The NAFTA (North American Free Trade Agreement) area, is made up of - USA, Canada and Mexico, is the world's biggest trading blockt. Also NAFTA is the world's largest free trade area in terms of GDP, and some banks and service suppliers provide pan-NAFTA systems and services.

Foreign exchange and domestic currency (USD) accounts can be held by resident companies both domestically and abroad. Nonresident companies' banks are permitted in in the USA denominated in either domestic or foreign currencies. Corporate demand deposit accounts (DDAs) are prohibited from paying interest. The USA has no exchange controls. Within the USA notional pooling is not permitted and zero-balance sweeping dominates.

There are some 7,000 commercial banks operating in the USA. Most are small, local banks. The 10 largest commercial banks control some 50% of the market.

Credit and debit card payments, not cheques, are now the predominant non-cash payment method, although cheques are still widely used. ACH payments are growing fast.

Foreign exchange accounts and domestic currency (CAD) accounts can be held by residents and non-residents both domestically and abroad. Resident domestic currency accounts are convertible into foreign currency.

There are 48 commercial banks, of which five major banks control the large majority of the banking asset base.

Debit and credit card payments dominate non-cash payments. Cheques are still widely used, and, as in the USA, ACH payments are growing fast.

There are quite complex exchange controls in Mexico and domestic currency accounts cannot be converted into foreign currency.

There are 26 financial groups, many local banks and 80+ representative offices of foreign banks.
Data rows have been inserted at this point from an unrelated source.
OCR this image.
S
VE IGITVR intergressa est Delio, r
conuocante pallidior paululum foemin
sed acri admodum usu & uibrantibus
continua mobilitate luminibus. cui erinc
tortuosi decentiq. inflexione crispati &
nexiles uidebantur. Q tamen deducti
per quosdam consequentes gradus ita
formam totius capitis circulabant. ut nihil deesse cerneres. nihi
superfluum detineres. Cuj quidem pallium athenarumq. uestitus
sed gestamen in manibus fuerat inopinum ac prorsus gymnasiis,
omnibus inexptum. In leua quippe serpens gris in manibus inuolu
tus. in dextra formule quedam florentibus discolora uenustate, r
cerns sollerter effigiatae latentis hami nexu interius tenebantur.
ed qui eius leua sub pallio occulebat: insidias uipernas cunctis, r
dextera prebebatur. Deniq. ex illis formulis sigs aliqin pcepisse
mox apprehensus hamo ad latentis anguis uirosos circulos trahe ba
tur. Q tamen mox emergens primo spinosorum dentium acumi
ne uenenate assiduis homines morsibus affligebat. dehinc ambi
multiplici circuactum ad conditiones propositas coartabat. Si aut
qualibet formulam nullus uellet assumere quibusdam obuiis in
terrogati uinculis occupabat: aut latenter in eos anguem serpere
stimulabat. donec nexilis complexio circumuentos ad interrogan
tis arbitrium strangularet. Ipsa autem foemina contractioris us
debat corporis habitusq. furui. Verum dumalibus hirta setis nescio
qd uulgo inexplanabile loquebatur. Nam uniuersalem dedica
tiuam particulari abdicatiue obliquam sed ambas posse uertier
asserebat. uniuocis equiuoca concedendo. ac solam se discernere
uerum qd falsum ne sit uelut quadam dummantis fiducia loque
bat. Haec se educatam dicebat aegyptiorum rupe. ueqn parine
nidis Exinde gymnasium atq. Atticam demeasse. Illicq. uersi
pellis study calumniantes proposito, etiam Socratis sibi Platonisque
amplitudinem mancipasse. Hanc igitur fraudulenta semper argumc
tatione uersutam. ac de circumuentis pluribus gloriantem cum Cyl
Debit and card cards are the most common form of non-cash payments, while cheques are still used widely and from a small based ACH payments are growing.

Recent Developments
Recent developments in cash and liquidity management solutions in North America have included:

  • the increasing complexity of international payment processing as a consequence of various new regulatory requirements, including the OFAC anti-money laundering standards;
  • the Dodd-Frank Act, which increases the regulatory burden on hedging activities using OTC derivatives;
  • volatility in FX markets increasing from early 2015, particularly as a result of a weakening dollar, following the end of the Fed's quantitative easing programme;
  • the need for corporates to find alternative sources of credit, as bank credit lines become more scarce as the implementation of Basel III regulations approaches;
  • increased globalisation and inter-dependency of trade, with companies of all sizes expanding and sourcing products from international markets;
  • the Foreign Account Tax Compliance Act (Fatca) is putting the onus on US companies to disclose assets held in foreign bank accounts and pay appropriate taxes on the balances.